What is a good credit score range?

A good credit score range usually starts at 670 on FICO and 661 on VantageScore. Very good FICO starts at 740, and exceptional FICO starts at 800.

Is 700 a good credit score?

Yes. A 700 credit score is generally good on the FICO score range and falls inside the prime or good range on VantageScore. It should open many mainstream credit options, but rates still depend on income, debt, and lender rules.

What is the highest possible credit score?

The highest score on the common FICO and VantageScore scale is 850. Some industry-specific FICO models can use a wider 250-900 range, but 850 is the top score most consumers track.

What credit score do I need to buy a house?

It depends on the loan type and lender. FHA may allow 580+ with 3.5% down or 500-579 with 10% down. Many conventional lenders still use 620 as a practical floor for some files, but automated underwriting and lender overlays can change the answer.

Why is my FICO different from my VantageScore?

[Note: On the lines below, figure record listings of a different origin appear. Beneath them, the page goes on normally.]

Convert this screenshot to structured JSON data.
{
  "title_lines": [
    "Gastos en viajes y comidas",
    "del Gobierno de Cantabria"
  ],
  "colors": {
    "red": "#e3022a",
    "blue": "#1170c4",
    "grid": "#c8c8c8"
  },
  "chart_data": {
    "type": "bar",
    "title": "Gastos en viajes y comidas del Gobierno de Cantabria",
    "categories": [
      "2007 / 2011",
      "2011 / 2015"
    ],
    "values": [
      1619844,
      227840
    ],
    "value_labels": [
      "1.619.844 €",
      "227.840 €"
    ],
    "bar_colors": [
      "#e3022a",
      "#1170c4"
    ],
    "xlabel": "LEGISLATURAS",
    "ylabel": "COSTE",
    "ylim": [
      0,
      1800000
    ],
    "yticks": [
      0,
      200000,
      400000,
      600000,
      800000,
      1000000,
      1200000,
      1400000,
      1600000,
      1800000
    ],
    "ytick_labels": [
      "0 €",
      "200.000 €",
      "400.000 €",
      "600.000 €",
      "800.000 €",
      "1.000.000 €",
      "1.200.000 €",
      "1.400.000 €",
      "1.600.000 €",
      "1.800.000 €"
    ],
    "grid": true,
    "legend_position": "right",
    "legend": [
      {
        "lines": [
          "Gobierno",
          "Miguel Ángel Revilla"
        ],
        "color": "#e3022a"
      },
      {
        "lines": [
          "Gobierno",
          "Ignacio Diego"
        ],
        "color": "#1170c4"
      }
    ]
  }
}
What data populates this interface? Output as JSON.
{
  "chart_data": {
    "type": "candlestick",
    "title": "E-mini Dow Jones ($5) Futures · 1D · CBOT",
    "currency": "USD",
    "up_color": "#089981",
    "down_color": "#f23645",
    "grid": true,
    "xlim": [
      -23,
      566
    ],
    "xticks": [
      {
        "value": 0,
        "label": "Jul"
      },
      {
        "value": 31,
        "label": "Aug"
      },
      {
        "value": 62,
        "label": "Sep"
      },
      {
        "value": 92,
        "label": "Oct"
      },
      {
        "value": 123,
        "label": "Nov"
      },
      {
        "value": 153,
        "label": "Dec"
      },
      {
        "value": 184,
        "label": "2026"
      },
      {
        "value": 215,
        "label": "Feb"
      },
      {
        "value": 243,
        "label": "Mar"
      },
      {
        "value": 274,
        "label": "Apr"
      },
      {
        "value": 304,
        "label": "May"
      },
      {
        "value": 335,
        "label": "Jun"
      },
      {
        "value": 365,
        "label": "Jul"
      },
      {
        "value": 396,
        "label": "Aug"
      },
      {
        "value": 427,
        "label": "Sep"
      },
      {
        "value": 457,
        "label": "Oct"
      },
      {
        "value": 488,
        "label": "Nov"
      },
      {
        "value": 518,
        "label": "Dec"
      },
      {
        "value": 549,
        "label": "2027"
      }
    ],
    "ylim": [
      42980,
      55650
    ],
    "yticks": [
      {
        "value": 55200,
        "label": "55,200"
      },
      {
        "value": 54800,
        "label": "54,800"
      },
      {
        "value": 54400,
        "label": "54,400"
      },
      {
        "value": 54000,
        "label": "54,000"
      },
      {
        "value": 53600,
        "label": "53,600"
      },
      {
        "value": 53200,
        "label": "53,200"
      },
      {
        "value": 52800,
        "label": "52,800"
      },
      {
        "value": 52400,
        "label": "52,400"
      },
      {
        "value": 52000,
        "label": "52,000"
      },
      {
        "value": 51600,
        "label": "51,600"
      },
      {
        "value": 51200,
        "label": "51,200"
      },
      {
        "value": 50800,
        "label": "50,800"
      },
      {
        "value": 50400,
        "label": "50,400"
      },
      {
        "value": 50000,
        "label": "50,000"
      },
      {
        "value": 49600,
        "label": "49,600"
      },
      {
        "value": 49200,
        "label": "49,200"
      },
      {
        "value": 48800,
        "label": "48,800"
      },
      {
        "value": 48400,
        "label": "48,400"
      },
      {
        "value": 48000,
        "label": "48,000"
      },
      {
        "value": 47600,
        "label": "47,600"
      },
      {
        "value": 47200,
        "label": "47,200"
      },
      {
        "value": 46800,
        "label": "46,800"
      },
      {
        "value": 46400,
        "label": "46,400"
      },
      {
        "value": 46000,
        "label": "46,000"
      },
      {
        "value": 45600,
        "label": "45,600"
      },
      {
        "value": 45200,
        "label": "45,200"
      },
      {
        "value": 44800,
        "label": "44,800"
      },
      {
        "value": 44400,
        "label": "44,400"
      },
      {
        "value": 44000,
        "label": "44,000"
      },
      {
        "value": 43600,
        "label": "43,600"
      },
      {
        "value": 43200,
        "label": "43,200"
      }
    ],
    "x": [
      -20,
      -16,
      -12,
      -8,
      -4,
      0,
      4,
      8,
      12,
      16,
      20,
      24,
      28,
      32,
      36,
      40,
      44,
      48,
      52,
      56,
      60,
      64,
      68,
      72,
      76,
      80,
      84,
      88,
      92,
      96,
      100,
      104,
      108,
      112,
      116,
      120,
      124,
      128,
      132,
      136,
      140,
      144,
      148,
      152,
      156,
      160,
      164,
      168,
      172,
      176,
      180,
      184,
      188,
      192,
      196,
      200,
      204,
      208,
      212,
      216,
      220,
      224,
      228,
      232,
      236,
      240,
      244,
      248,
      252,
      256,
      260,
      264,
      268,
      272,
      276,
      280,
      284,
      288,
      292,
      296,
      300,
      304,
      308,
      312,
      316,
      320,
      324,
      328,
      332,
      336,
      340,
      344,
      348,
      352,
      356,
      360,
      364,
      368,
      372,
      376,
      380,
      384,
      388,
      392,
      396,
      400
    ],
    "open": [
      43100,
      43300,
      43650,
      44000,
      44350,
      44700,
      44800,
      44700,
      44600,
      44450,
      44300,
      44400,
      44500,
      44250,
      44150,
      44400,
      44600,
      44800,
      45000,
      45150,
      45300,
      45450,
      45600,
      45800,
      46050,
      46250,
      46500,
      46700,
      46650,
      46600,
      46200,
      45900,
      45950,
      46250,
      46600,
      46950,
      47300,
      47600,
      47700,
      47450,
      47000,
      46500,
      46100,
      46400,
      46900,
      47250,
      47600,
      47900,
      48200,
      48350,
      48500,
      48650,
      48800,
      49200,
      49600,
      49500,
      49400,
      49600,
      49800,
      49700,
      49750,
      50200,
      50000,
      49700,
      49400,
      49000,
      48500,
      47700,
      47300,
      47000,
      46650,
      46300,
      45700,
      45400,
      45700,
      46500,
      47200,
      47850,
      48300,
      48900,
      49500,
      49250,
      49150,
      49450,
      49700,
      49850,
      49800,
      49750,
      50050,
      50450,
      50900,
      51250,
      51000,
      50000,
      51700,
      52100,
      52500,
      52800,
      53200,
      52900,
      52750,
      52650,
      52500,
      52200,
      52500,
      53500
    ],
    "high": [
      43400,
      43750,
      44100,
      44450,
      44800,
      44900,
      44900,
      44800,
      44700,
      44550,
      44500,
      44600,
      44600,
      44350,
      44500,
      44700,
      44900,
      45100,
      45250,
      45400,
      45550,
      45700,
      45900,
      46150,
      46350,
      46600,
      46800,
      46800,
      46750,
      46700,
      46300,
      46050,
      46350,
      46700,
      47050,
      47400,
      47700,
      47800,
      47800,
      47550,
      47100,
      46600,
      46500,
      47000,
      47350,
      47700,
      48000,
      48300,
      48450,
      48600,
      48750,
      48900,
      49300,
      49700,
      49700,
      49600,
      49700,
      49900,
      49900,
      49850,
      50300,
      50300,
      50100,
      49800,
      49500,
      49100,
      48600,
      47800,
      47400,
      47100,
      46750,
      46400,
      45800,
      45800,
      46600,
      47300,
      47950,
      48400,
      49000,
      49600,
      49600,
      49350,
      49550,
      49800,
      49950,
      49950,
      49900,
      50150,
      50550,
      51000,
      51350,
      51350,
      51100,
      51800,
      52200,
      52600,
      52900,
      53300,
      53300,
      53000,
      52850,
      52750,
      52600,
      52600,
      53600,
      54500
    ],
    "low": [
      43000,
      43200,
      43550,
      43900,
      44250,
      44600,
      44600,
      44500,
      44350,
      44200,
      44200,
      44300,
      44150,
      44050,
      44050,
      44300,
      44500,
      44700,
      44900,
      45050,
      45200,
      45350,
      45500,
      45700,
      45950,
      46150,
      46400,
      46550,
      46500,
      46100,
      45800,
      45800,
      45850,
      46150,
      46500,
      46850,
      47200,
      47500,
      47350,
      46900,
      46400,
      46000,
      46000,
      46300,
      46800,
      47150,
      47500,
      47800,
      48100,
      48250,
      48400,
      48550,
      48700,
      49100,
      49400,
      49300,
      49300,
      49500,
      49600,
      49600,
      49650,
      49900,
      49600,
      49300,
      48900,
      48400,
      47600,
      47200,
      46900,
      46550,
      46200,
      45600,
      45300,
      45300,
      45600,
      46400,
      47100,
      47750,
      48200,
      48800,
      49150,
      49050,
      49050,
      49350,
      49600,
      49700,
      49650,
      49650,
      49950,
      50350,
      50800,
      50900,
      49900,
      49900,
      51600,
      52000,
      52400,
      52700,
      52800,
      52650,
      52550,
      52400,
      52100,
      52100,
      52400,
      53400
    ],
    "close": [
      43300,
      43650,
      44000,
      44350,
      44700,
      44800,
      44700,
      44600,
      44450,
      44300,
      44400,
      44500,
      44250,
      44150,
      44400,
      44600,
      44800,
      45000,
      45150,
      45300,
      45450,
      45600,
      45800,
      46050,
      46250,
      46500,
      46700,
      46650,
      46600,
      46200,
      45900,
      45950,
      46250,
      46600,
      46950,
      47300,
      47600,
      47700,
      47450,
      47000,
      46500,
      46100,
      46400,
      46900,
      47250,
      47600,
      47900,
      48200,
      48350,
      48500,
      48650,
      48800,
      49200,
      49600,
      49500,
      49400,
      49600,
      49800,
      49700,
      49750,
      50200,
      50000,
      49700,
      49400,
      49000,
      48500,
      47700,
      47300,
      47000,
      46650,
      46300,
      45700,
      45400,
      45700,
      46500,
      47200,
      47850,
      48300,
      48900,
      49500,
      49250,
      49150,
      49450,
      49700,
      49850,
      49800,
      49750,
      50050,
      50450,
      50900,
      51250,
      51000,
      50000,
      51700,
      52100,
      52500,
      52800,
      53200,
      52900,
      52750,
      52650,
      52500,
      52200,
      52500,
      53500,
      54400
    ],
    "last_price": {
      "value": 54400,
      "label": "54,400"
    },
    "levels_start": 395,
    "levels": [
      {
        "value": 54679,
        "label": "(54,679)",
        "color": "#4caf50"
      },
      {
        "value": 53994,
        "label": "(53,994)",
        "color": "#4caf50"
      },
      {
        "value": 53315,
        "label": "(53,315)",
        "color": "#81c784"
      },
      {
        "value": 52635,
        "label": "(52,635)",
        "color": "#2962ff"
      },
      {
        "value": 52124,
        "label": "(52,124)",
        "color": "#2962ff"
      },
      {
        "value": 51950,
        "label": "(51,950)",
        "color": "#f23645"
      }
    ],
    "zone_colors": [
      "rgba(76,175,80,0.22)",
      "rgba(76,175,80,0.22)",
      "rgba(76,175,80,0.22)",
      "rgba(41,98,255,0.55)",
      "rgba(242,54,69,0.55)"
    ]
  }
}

FICO and VantageScore are different models. They can use different formulas, bureau data, update timing, and score bands. A difference of a few points is normal, and a larger difference is a reason to check your credit reports for errors or missing data.

What is a bad credit score?

A bad credit score usually means below 580 on FICO or in the 300-600 subprime range on VantageScore. You may still qualify for some products, but APRs, fees, deposits, and approval conditions are usually tougher.